Francis Rawdon, second Earl of Moira (1754-1826), created Lord Rawdon (1783), and Marquis of Hastings (1817), married, in 1804, the Countess of Loudoun.
Edward Harley (1773-1848) succeeded his uncle as fifth Earl of Oxford in 1790, and married, in 1794, Jane Elizabeth, daughter of the Rev. James Scott, Vicar of Itchin, Hants. It is probably of Lady Oxford, whose picture was painted by Hoppner, that Byron spoke to Lady Blessington (
Conversations
, p. 255),
"Even now the autumnal charms of Lady —— are remembered by me with more than admiration. She resembled a landscape by Claude Lorraine, with a setting sun, her beauties enhanced by the knowledge that they were shedding their last dying beams, which threw a radiance around. A woman... is only grateful for her first and last conquest. The first of poor dear Lady ——'s was achieved before I entered on this world of care; but the last, I do flatter myself, was reserved for me, and a bonne bouche it was."

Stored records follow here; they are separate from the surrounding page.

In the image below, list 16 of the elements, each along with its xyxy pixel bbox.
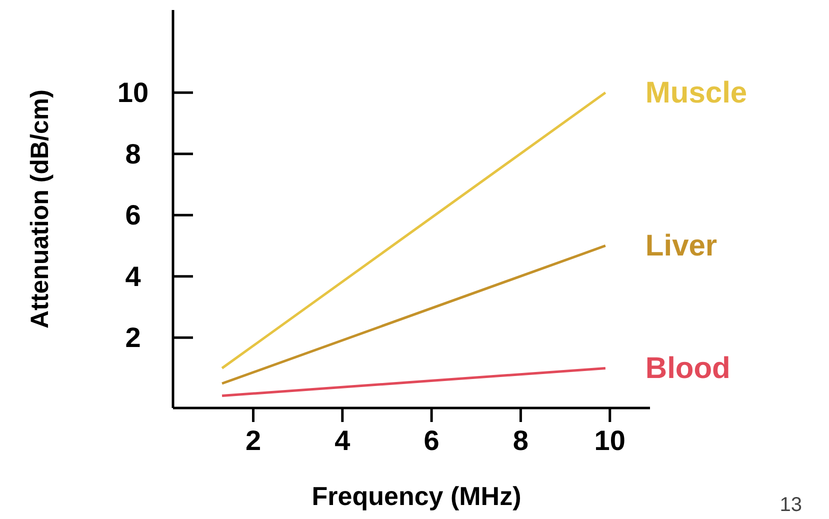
- y-tick-label: 4: [125, 260, 142, 292]
- x-tick-label: 10: [594, 425, 626, 456]
- y-tick-label: 8: [125, 138, 141, 170]
- x-tick-label: 6: [424, 425, 440, 456]
- x-tick-label: 8: [512, 425, 529, 456]
- series-label: Muscle: [645, 76, 748, 110]
- series-label: Liver: [645, 230, 718, 263]
- y-tick-label: 2: [125, 322, 141, 354]
- series-label: Blood: [645, 352, 730, 386]
- x-tick-label: 4: [334, 425, 351, 456]
- text: 13: [780, 494, 802, 516]
- y-tick-label: 10: [117, 77, 149, 108]
- x-tick-label: 2: [245, 425, 262, 456]
- y-axis-title: Attenuation (dB/cm): [26, 90, 54, 328]
- y-tick-label: 6: [125, 200, 141, 231]
- x-axis-title: Frequency (MHz): [312, 481, 522, 511]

The following passage certainly relates to Lady Oxford:
"There was a lady at that time," said Byron (Medwin's Conversations, pp. 93, 94), "double my own age, the mother of several children who were perfect angels, with whom I had formed a liaison that continued without interruption for eight months. The autumn of a beauty like her's is preferable to the spring in others. She told me she was never in love till she was thirty; and I thought myself so with her when she was forty. I never felt a stronger passion; which she returned with equal ardour.... She had been sacrificed, almost before she was a woman, to one whose mind and body were equally contemptible in the scale of creation; and on whom she bestowed a numerous family, to which the law gave him the right to be called father. Strange as it may seem, she gained (as all women do) an influence over me so strong, that I had great difficulty in breaking with her, even when I knew she had been inconstant to me: and once was on the point of going abroad with her, and narrowly escaped this folly."